Avenger, which includes many former Access America managers, started as a flatbed specialty transporter and remains a major heavy hauler. But Avenger is rapidly expanding across all types of industry and freight movements, including flatbed, heavy haul, overdimensional, van, LTL intermodal, air or ocean shipments.

“If you move it on a truck, or a plane or a boat, we want to help,” said Jason Roberts, Avenger Logistics’ director of business development. “Whether it is one pallet weighing 100 pounds or one piece weighing 200,000 pounds, we can move it for you.”

Chattanooga is home to two of America’s top 10 long-haul trucking firms — U.S. Xpress Enterprises and Covenant Transport — and has a major Amazon fulfillment center. U.S. Xpress ranks No. 21 on the Transport Topics Top 100 list of the largest for-hire companies in North America, and Covenant ranks No. 47.

But for all the giants in town and in the industry, more than 80% of all trucking companies still have fewer than five trucks and there are still tens of thousands of businesses across North America needing to ship their products via truck, Roberts said.

Connecting shippers with truckers able to deliver that freight is the daily challenge for workers at Avenger Logistics. A list of prospective clients is put on the board above Clements’ desk every day.

“We really think we have just begun to scratch the surface for our growth,” Roberts said. “We are adding about three or four employees a month and our business plan is to grow to about 100 employees or more by the end of the year.”


The city of Chattanootga, Tenn. (Mark Gilliland/Associated Press)

In the company’s Shallowford Road office, dozens of Avenger workers make the connections to ship goods all across North America. Several times a day, the gong sounds — and staff cheers go up — when sales representatives achieve another sales target or milestone. Bells ring when employees make new sales and Avenger has regular contests, employee luncheons and other events to make their jobs, which can often by quite stressful, as much fun and rewarding as possible.

Each Avenger employee, whom the company calls a “team member,” handles both the sales and service for each client, rather than splitting the functions like many other freight brokers. Local staff are empowered to make the contract, arrange the shipment and hire the trucking service to meet each customer’s need.

“We give our team members the training and tools to do their job and try to empower them for success in meeting customer needs,” Roberts said.

Avenger’s 11,000-square-foot office includes an on-site workout room with a variety of exercise equipment and, similar to Godsey’s other businesses, a chapel for those want to pray, meditate or take time for reflection.

Within the next six months, the company expects to move to a new office more than twice as big as its local staff grows to more than 100. Currently, Avenger has one other office in Minneapolis, but others are planned as the business grows, Roberts said.

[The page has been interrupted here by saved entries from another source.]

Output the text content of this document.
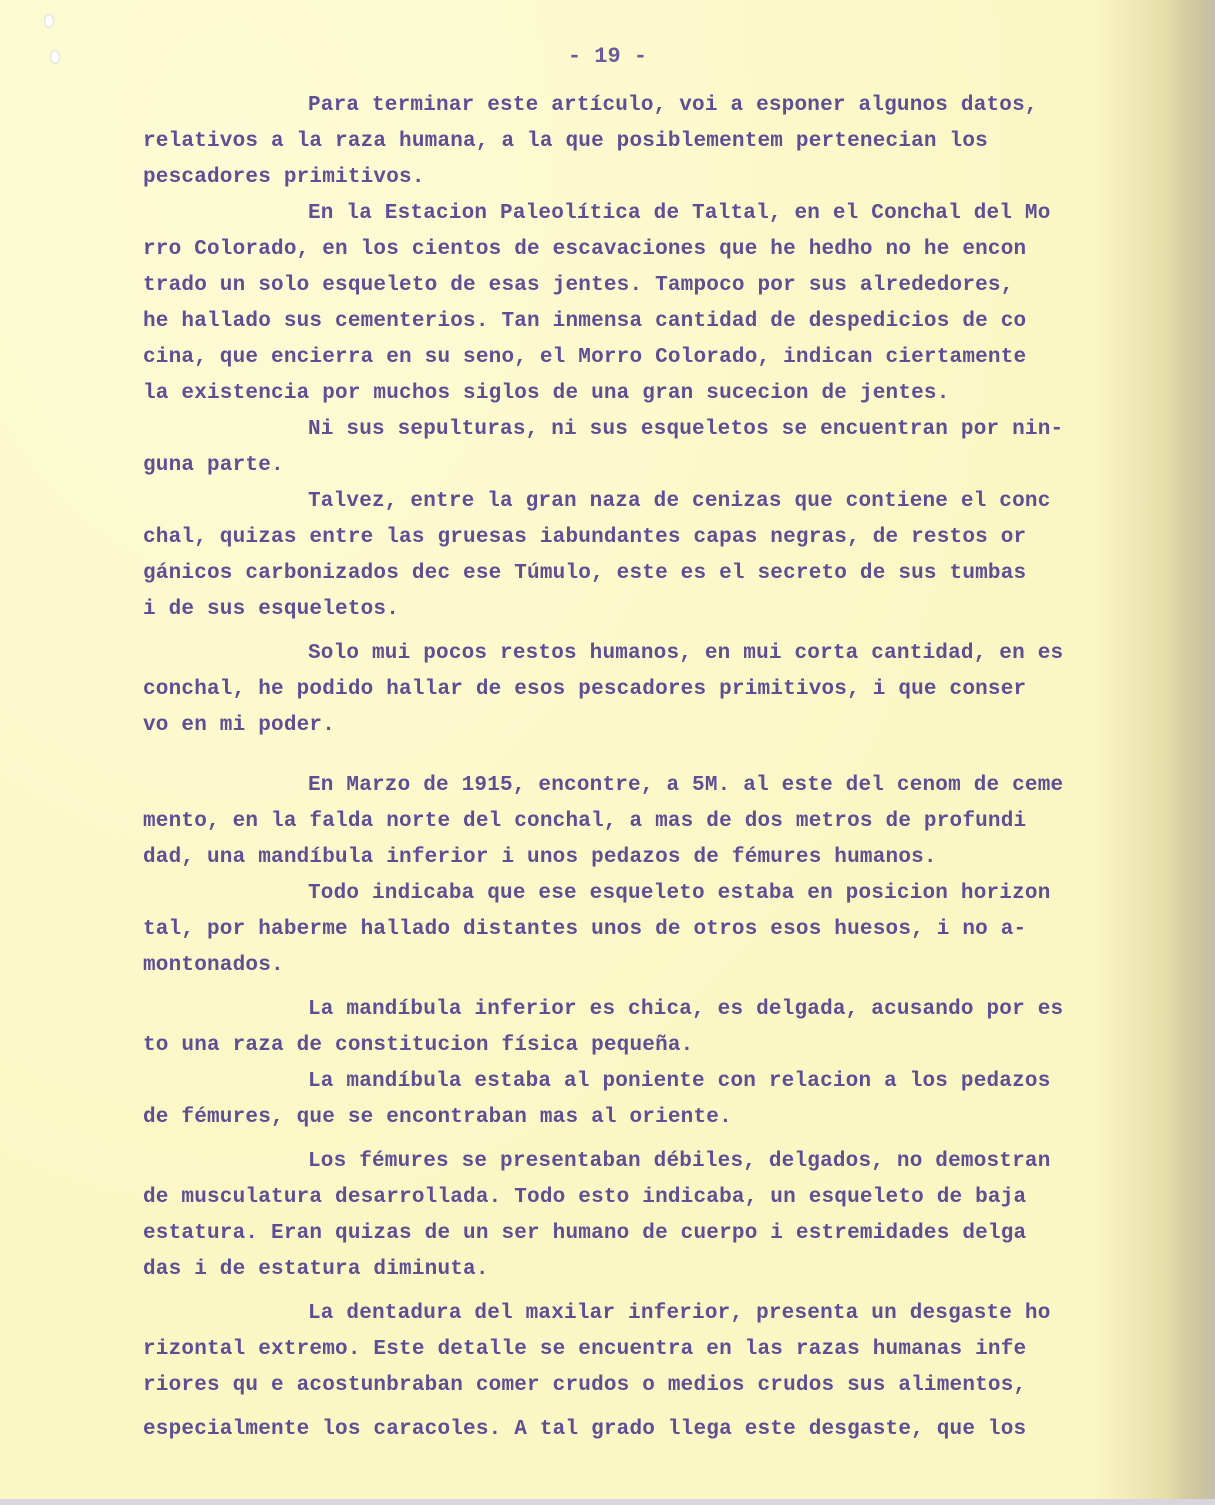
- 19 -
Para terminar este artículo, voi a esponer algunos datos,
relativos a la raza humana, a la que posiblementem pertenecian los
pescadores primitivos.
En la Estacion Paleolítica de Taltal, en el Conchal del Mo
rro Colorado, en los cientos de escavaciones que he hedho no he encon
trado un solo esqueleto de esas jentes. Tampoco por sus alrededores,
he hallado sus cementerios. Tan inmensa cantidad de despedicios de co
cina, que encierra en su seno, el Morro Colorado, indican ciertamente
la existencia por muchos siglos de una gran sucecion de jentes.
Ni sus sepulturas, ni sus esqueletos se encuentran por nin-
guna parte.
Talvez, entre la gran naza de cenizas que contiene el conc
chal, quizas entre las gruesas iabundantes capas negras, de restos or
gánicos carbonizados dec ese Túmulo, este es el secreto de sus tumbas
i de sus esqueletos.
Solo mui pocos restos humanos, en mui corta cantidad, en es
conchal, he podido hallar de esos pescadores primitivos, i que conser
vo en mi poder.
En Marzo de 1915, encontre, a 5M. al este del cenom de ceme
mento, en la falda norte del conchal, a mas de dos metros de profundi
dad, una mandíbula inferior i unos pedazos de fémures humanos.
Todo indicaba que ese esqueleto estaba en posicion horizon
tal, por haberme hallado distantes unos de otros esos huesos, i no a-
montonados.
La mandíbula inferior es chica, es delgada, acusando por es
to una raza de constitucion física pequeña.
La mandíbula estaba al poniente con relacion a los pedazos
de fémures, que se encontraban mas al oriente.
Los fémures se presentaban débiles, delgados, no demostran
de musculatura desarrollada. Todo esto indicaba, un esqueleto de baja
estatura. Eran quizas de un ser humano de cuerpo i estremidades delga
das i de estatura diminuta.
La dentadura del maxilar inferior, presenta un desgaste ho
rizontal extremo. Este detalle se encuentra en las razas humanas infe
riores qu e acostunbraban comer crudos o medios crudos sus alimentos,
especialmente los caracoles. A tal grado llega este desgaste, que los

Godsey, who jokes that he retired “for a couple of weeks” after selling Gold Bond to his son and briefly running an outdoor sign company, said he was attracted to the trucking business while traveling to Florida and seeing the number and variety of trucks on the road. But in exploring the industry, Godsey discovered that freight brokers that arrange shipments but don’t actually own the trucks or equipment are often more profitable and less risky.

“We are more than simply a transportation resource for our customers — we are truly strategic partners, serving a key role in the success of their supply chains,” Godsey says on the company’s website. “We’re here to listen and respond to your ever-changing needs.”